Des opportunités en alimentation humaine… à confirmer

De fait, le bilan protéines français, voire européen, est toujours déficitaire dans un contexte d’offre mondiale en soja repartie à la hausse. Dans les années 70, la production de l’UE à 15 ne satisfaisait que 20% de ses besoins ; aujourd’hui, ce sont à peine 25% de la demande qui est couverte par les disponibilités de l’UE à 25. Sur la même période, la consommation protéinique communautaire a triplé, atteignant les 25 Mt, en grande majorité alimentée par le soja, transgénique ou non. Il faut dire qu’au cours des vingt-cinq dernières années, la production globale de soja a été multipliée par quatre, avec une prédominance du Mercosur, qui a détrôné les États-Unis depuis 2002/2003. Pour la campagne actuelle, les prévisions font état d’une production argentino-brésilienne de 106 à 111 Mt, contre 85,5 Mt aux États-Unis, sur un total mondial de 224 à 231 Mt.

La prépondérance du soja en terme de volume se conjugue sur le marché de la protéine avec un avantage prix certain cette campagne, dans un contexte de parité euro/dollar peu favorable aux producteurs de protéagineux français. Aujourd’hui, si l’on observe l’évolution des cours rendu Centre Bretagne, le niveau de prix du pois à destination de l’alimentation animale est d’autant moins rémunérateur qu’il est tiré vers le bas par celui du blé (du fait de sa composante énergétique) que part celui du tourteau de soja (du fait de sa composante protéique). Bien que le cours du pois standard ait toujours une évolution parallèle et intermédiaire entre les cours du tourteau de soja et du blé, «l’écart de prix entre pois et blé a diminué de moitié entre juillet 2002 et 2004, passant de 40 à 20 euros/t en rendu Centre Bretagne», fait remarquer Denis Delplancke.
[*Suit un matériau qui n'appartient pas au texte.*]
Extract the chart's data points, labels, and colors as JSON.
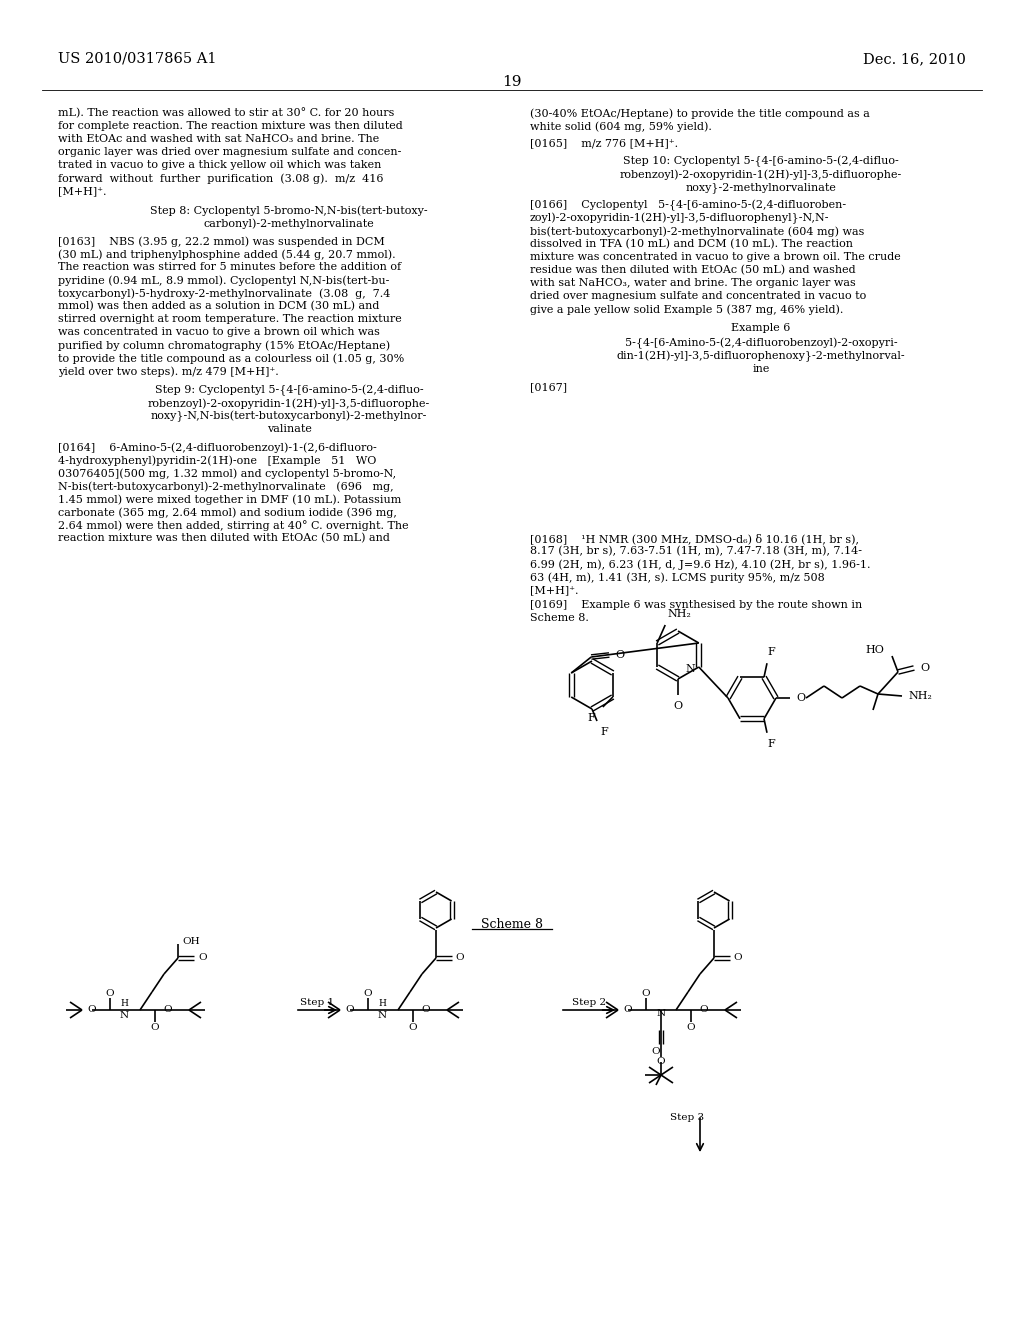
{
  "background_color": "#ffffff",
  "page_header_left": "US 2010/0317865 A1",
  "page_header_right": "Dec. 16, 2010",
  "page_number": "19",
  "figsize": [
    10.24,
    13.2
  ],
  "dpi": 100
}
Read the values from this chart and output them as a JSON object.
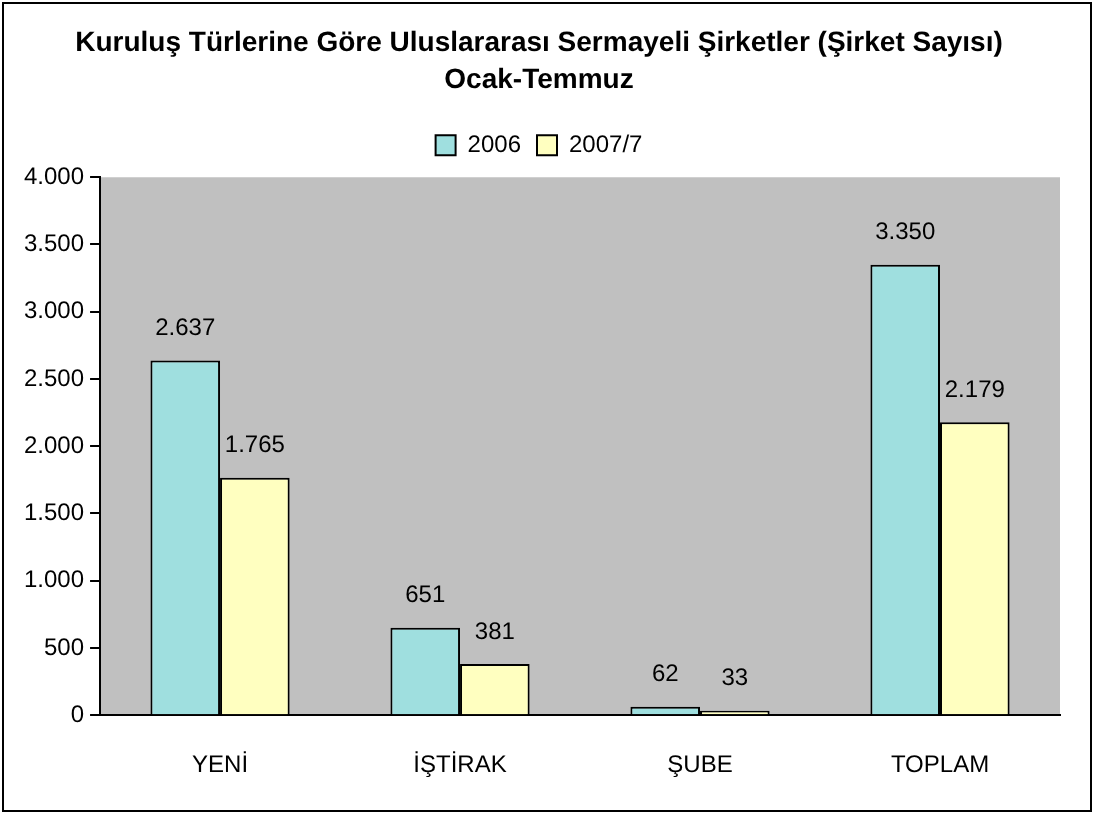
{
  "chart_data": {
    "type": "bar",
    "title": "Kuruluş Türlerine Göre Uluslararası Sermayeli Şirketler (Şirket Sayısı)",
    "subtitle": "Ocak-Temmuz",
    "categories": [
      "YENİ",
      "İŞTİRAK",
      "ŞUBE",
      "TOPLAM"
    ],
    "series": [
      {
        "name": "2006",
        "color": "#9fdfdf",
        "values": [
          2637,
          651,
          62,
          3350
        ],
        "value_labels": [
          "2.637",
          "651",
          "62",
          "3.350"
        ]
      },
      {
        "name": "2007/7",
        "color": "#ffffc0",
        "values": [
          1765,
          381,
          33,
          2179
        ],
        "value_labels": [
          "1.765",
          "381",
          "33",
          "2.179"
        ]
      }
    ],
    "ylim": [
      0,
      4000
    ],
    "yticks": [
      0,
      {
        "value": 500,
        "label": "500"
      },
      {
        "value": 1000,
        "label": "1.000"
      },
      {
        "value": 1500,
        "label": "1.500"
      },
      {
        "value": 2000,
        "label": "2.000"
      },
      {
        "value": 2500,
        "label": "2.500"
      },
      {
        "value": 3000,
        "label": "3.000"
      },
      {
        "value": 3500,
        "label": "3.500"
      },
      {
        "value": 4000,
        "label": "4.000"
      }
    ],
    "grid": false,
    "legend": "top"
  }
}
Si le marché de base et de proximité des protéagineux français reste l’alimentation animale (notamment dans le secteur porcin), on est loin de saturer les capacités d’intégration dans les formulations. Deux raisons à cet état de fait : d’une part, la concurrence de l’assemblage blé/tourteau de soja, qui se substitue au maïs/pois au gré de l’évolution relative de leurs cours respectifs et, d’autre part, la meilleure valorisation des pois jaunes et féveroles de qualité en alimentation humaine.

Ainsi a-t-on expédié vers l’Inde, avec des primes intéressantes (pour autant que la qualité soit assurée), près de 550.000 t de pois jaune durant la campagne 2002/2003, contre 100.000 t en 2003/2004, volume que l’on aura du mal à atteindre en 2004/2005 (avec seulement 70.000 t exportées au 1er février). Cette campagne, le Canada, principal concurrent sur le marché indien, a en effet engrangé une importante récolte ; de plus, la parité euro/dollar pénalise nos exportations.

En féverole à destination de l’alimentation humaine, le marché égyptien est tout aussi conjoncturel. Certes des efforts en terme de qualité de graines sont à faire, mais il nous faut également jouer avec la production australienne, qui vient concurrencer les marchandises européennes sur la fin de campagne. Notre origine a cependant l’avantage d’être plus précoce que celle du Royaume-Uni, ce qui lui confère un atout concurrentiel indéniable. La régularité de la demande égyptienne sur 2004, mais également sur 2005, et qui plus est à des prix attractifs pour les producteurs français, pourrait favoriser, pour la prochaine campagne commerciale, le développement des superficies en féveroles, notamment dans l’hinterland de Rouen, principal port d’exportation de ce protéagineux. «Il ne tient qu’à nous, lance Olivier de Gasquet (Fop), de pérenniser ces marchés à l’exportation, en anticipant leur demande», quantitativement mais également qualitativement.

Une réforme favorable aux protéagineux

«La nouvelle Pac est caractérisée par le découplage et la conditionnalité des aides, dans un contexte de subsidiarité entre États membres», résume Olivier de Gasquet. Dans le cadre de la réforme, les protéagineux ont un statut particulier.

D’une part, ils sont une des trois productions (avec le blé dur et les biocarburants) qui gardent un paiement spécifique de 55,57 euros/ha. D’autre part, si la mesure (obligatoire) de diversification des assolements (liée aux Bonnes conditions agricoles et environnementales ou BCAE) n’aura pas d’impact mesurable sur les surfaces en protéagineux —«Ne nous leurrons pas !», lance le représentant de la Fop—, la mesure dite “rotationnelle” (aides comprises entre 17,5 et 62,5 euros/ha) est un atout certain en faveur de leur développement. Ainsi 740.000 ha étaient-ils engagés en 2004 dans cette mesure expérimentale, testée sur neuf régions depuis trois ans et cofinancées par l’UE et la France. Ce revenu, non négligeable, pour les producteurs a malheureusement représenté un coût budgétaire important pour les pouvoirs publics. De fait l’avenir de cette mesure, qui fait partie intégrante de la réflexion sur l’agriculture durable, est en cours de négociation. Même si, pour l’heure, on ait aucune garantie quant à sa reconduction pour 2005 pour les neuf régions expérimentales, et encore moins à l’accessibilité d’autres régions, cette mesure s’intègre parfaitement dans le cadre du second pilier de la Pac, à savoir l’agriculture durable.

Et Olivier de Gasquet de conclure : «Avec le paiement spécifique et la mesure “rotationnelle”, on a tous les atouts pour tirer l’épingle du jeu des protéagineux face aux cultures arables.»